Appena il falegname vide il pezzo di legno, pensò di farne un cammello a dondolo. Ma poi ci ripensò perché soffriva di emorroidi e le gobbe del cammello avrebbero sicuramente interferito al suo dolore.

Mostro ciliegia viveva con un nano il quale era stato abbandonato dalla famiglia natale. Esso discendeva da una stirpe di nobili, più precisamente da una famiglia reale, se fosse stata finta non sarebbe stata…reale. Siccome era così piccolo che le scarpe della Barbie gli calzavano grandi, non avrebbe mai potuto diventare Re, infatti i suoi sudditi si sarebbero ben guardati dal chiamarlo “altezza”. Fu così che il falegname chiese al nano se avesse avuto un’idea ispiratrice nell’utilizzo del pezzo di legno, ma purtroppo il nano era a “corto” di idee…

-Non importa – pensò il falegname – Adesso lo appoggio qui vicino alla credenza e domani all’alba penserò a cosa potrà ispirare la mia fantasia.-

Quando il pezzo di legno riconobbe la credenza, successe l’incredibile… Era una credenza della quale si credeva risalisse ai primi del novecento, almeno così credo. Quando il pezzo di legno la vide gli sembrò riconoscerne i profumi patriarcali, talché scoppiò in un lamentoso piagnisteo – Nonno, nonnino macché ti hanno fatto? Oh povero te che eri così bello e adesso sei un mobile per niente mobile, per muoverti ci vuole forza e braccia umane –

Mostro ciliegia che si accingeva a ripulir il banco da lavoro, si meravigliò e rimase allorché sbalordito. Da dove poteva uscire quella vocina, non c’era nessuno!

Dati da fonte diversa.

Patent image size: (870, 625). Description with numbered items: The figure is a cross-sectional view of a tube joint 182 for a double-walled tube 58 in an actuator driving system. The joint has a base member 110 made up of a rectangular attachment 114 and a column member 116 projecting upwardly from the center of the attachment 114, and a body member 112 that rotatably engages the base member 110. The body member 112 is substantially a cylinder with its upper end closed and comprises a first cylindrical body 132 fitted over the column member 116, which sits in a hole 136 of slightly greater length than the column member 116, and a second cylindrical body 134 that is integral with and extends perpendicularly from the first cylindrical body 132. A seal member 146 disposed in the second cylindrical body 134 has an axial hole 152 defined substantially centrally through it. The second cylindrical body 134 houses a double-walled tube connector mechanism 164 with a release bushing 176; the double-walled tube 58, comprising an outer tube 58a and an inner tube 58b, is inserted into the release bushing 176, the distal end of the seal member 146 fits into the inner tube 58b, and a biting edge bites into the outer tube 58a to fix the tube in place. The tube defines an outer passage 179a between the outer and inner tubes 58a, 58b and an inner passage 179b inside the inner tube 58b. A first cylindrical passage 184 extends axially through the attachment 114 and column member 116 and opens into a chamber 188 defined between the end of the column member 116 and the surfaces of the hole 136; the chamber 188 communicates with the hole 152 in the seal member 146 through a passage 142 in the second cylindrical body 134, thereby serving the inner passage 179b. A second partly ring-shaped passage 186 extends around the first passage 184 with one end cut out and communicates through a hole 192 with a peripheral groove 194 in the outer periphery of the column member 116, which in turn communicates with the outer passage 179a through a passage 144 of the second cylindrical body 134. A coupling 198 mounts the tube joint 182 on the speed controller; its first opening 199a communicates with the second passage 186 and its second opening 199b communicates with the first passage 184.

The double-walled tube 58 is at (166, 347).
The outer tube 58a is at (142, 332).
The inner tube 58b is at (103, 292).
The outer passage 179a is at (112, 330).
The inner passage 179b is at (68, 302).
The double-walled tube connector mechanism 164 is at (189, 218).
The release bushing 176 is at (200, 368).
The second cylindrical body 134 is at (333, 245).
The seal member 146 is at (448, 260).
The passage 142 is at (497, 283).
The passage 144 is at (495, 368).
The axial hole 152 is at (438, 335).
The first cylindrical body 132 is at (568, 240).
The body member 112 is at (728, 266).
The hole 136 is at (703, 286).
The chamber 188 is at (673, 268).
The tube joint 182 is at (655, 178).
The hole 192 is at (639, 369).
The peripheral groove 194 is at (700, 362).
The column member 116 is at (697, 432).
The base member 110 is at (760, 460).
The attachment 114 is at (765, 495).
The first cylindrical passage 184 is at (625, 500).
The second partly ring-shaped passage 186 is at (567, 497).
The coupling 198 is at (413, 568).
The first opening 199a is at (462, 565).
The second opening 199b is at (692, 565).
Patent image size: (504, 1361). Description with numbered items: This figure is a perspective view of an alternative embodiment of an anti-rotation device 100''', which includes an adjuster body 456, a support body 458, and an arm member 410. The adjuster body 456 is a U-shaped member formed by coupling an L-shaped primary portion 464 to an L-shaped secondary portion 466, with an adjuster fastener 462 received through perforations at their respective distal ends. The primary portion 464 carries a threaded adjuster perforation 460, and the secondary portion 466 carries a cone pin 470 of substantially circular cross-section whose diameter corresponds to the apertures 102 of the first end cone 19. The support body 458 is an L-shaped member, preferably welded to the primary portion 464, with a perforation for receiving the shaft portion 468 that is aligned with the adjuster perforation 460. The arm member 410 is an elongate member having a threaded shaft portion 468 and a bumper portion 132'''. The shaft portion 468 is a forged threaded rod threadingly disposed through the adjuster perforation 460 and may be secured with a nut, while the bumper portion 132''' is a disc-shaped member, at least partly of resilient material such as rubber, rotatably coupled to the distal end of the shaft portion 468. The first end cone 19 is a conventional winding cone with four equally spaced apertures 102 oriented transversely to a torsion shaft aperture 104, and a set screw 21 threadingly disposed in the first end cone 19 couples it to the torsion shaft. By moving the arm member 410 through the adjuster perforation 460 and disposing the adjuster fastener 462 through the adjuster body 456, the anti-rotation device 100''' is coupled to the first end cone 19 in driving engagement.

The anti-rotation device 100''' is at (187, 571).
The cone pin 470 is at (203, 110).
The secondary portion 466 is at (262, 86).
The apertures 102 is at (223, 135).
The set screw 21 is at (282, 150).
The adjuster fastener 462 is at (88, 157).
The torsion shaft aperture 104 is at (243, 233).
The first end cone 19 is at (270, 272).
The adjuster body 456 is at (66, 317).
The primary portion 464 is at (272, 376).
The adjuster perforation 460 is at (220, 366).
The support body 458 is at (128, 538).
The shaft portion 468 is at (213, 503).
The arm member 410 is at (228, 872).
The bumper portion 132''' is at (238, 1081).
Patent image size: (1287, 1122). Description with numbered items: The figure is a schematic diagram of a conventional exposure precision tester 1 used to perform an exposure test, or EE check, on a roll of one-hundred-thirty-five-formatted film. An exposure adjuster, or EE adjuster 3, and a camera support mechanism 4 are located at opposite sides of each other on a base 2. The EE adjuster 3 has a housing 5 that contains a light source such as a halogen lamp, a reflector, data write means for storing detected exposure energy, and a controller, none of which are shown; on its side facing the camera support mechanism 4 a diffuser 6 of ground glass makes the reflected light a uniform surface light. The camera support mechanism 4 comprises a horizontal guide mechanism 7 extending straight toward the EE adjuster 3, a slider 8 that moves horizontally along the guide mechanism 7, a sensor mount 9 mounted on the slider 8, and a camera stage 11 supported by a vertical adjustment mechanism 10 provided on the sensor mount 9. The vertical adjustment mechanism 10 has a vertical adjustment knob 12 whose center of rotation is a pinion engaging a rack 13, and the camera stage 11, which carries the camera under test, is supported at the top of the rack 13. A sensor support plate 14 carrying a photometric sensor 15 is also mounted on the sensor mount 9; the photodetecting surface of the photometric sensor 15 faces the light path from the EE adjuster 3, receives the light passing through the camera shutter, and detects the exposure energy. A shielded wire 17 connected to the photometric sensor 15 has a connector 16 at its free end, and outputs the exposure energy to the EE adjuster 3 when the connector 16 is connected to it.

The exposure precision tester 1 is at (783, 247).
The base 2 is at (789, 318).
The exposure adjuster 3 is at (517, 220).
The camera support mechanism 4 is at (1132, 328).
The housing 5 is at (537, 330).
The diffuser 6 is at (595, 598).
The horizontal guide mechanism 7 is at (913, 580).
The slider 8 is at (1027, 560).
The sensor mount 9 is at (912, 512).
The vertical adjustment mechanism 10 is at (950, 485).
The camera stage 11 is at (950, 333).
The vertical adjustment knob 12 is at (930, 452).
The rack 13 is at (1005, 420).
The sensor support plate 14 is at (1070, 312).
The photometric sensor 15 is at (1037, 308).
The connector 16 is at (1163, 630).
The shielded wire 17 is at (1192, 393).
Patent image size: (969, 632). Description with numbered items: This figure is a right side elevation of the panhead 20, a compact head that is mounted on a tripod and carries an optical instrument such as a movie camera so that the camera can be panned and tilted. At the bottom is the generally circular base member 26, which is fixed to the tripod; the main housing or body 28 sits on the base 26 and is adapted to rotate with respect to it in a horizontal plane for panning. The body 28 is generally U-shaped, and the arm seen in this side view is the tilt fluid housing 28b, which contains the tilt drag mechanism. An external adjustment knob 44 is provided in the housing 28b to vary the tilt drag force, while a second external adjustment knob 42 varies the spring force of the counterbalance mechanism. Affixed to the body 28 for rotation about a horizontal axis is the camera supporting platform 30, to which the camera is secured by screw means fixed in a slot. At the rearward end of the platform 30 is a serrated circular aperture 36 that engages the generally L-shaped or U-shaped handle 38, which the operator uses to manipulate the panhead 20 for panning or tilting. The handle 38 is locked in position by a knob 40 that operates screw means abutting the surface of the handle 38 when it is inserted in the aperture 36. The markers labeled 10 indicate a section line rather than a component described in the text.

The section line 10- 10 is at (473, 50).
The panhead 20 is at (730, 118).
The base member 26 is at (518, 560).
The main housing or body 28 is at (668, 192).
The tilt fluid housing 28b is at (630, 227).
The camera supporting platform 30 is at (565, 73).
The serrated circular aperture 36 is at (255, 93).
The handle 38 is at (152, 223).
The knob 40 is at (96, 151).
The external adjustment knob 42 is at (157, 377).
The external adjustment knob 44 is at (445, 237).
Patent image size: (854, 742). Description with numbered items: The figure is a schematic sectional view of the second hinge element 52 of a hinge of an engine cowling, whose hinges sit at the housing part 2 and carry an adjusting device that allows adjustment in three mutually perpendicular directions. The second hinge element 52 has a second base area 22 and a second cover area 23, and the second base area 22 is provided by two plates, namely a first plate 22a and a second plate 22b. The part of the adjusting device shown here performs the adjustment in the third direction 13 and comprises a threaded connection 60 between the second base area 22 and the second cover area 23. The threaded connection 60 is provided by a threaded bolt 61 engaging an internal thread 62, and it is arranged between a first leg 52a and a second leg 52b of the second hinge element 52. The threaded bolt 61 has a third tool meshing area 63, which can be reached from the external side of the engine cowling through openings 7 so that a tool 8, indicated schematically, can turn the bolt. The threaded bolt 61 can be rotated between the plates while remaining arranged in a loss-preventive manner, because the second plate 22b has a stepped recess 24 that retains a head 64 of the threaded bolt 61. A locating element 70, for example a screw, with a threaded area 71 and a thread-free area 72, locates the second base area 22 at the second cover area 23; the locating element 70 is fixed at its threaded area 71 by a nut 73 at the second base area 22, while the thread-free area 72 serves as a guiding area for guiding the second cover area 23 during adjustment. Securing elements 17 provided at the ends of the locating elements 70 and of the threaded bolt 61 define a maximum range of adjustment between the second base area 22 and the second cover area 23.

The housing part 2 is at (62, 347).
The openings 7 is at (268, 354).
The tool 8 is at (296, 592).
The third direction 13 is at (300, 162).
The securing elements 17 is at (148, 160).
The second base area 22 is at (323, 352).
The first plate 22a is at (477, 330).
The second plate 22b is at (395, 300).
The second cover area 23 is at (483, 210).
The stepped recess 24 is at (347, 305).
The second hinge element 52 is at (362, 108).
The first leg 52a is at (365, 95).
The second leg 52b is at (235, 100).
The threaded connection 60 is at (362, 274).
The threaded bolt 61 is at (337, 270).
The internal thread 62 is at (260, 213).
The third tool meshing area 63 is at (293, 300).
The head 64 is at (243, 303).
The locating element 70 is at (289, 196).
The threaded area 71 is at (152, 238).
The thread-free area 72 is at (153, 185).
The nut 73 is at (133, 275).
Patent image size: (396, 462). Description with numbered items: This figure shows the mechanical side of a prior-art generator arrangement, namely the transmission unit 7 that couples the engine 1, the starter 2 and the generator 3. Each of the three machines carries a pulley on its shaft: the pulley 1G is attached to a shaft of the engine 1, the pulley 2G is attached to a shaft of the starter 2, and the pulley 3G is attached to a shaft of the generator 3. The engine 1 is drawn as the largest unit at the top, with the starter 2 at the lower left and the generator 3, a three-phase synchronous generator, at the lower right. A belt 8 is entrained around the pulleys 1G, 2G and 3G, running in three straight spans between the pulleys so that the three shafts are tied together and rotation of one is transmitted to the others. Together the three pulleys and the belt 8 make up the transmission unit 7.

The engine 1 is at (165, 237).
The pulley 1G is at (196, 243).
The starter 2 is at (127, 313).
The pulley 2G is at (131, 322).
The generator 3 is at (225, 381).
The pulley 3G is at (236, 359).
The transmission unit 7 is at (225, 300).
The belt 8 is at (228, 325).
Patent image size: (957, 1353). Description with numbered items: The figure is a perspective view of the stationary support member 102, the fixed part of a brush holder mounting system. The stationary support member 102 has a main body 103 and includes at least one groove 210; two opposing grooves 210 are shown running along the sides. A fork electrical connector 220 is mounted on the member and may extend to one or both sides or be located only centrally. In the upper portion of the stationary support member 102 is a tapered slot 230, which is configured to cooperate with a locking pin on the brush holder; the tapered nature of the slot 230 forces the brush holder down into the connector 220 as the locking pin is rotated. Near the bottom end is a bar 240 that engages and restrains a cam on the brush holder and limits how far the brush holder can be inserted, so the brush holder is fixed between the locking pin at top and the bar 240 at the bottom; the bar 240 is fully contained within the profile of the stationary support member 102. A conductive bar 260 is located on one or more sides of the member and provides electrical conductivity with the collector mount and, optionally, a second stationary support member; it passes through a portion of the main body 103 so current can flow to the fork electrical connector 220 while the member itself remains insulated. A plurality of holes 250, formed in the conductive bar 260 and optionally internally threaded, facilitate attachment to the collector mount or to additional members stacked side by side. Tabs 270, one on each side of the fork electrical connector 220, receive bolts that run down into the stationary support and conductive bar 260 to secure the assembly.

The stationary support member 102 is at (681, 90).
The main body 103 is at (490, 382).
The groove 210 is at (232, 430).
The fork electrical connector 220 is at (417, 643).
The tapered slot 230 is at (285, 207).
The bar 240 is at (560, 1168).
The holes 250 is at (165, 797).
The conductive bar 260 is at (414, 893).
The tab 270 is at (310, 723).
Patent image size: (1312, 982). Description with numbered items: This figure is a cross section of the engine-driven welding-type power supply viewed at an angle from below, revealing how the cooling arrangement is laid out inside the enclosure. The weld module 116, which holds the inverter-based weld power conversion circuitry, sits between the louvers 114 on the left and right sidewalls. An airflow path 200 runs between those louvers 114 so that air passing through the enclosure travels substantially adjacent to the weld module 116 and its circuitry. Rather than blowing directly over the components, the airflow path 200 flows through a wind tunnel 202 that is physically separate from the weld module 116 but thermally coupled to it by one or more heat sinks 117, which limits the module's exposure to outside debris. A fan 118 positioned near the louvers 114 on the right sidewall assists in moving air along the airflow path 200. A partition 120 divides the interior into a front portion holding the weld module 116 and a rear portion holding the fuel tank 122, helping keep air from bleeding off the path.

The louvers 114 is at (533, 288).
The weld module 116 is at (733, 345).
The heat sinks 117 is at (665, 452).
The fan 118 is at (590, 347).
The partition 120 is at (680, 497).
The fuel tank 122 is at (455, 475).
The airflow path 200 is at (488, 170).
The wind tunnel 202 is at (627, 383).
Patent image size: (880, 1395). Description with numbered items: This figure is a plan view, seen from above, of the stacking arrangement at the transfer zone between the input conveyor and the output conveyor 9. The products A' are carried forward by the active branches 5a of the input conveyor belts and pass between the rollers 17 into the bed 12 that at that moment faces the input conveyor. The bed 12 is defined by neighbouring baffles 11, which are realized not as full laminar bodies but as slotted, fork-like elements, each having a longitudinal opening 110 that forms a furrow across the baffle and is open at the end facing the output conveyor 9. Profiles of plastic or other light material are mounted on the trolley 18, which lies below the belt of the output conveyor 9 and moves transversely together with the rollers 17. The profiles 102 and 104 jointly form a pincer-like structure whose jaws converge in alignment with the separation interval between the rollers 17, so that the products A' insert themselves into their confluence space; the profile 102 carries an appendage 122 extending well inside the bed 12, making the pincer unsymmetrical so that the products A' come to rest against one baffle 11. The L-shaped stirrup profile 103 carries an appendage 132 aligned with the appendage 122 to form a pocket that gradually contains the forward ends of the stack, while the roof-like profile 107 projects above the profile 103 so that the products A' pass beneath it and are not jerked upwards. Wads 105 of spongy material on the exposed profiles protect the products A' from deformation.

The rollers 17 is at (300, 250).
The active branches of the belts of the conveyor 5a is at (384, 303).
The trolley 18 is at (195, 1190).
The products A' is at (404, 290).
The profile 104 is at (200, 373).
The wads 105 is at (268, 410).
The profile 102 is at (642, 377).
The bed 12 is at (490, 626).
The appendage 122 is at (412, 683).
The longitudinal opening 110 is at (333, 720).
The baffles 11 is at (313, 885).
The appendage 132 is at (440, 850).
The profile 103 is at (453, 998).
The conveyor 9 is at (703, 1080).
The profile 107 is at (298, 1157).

Guardò sotto il banco e vide solo uno studente intento a mangiare di nascosto la merenda. Guardò sopra il banco e c’era la nebbia, un banco di nebbia; guardò sulla panca e c’era la capra che si grattava l’anca; ma non guardò sotto la panca, per non veder morire la capra stanca; guardò dentro un armadio che stava sempre chiuso, infatti non poteva vedere nulla perché l’armadio appunto era chiuso. Guardò nella stufa e vide che cominciava a stufarsi… Ancora nessuno!

Dovete sapere che la cosa incredibile di mostro ciliegia erano i capelli veri e la testa finta, al contrario di mastro Geppetto che aveva la testa vera e al posto dei capelli una parrucca.

L’indomani quando il falegname si accinse a lavorare il pezzo di legno: al primo colpo d’ascia, niente; al secondo, niente. Ma all’ascia e raddoppia il pezzo di legno esclamò – Ohi! Tu mi hai fatto male, “mi stai legnando”…

Mostro Ciliegia restò di stucco, così di stucco che ci vollero i muratori, con tanto di martelli e scalpelli, per salvarlo dallo stucco in eccesso. Gli occhi fuori dal capo e dall’assistente del capo per la paura! La bocca spalancata e persino la giacca si mise a fare l’autoritaria – Chi è stato, chi ha parlato? – In fondo la giacca era un “ capo… di abbigliamento”.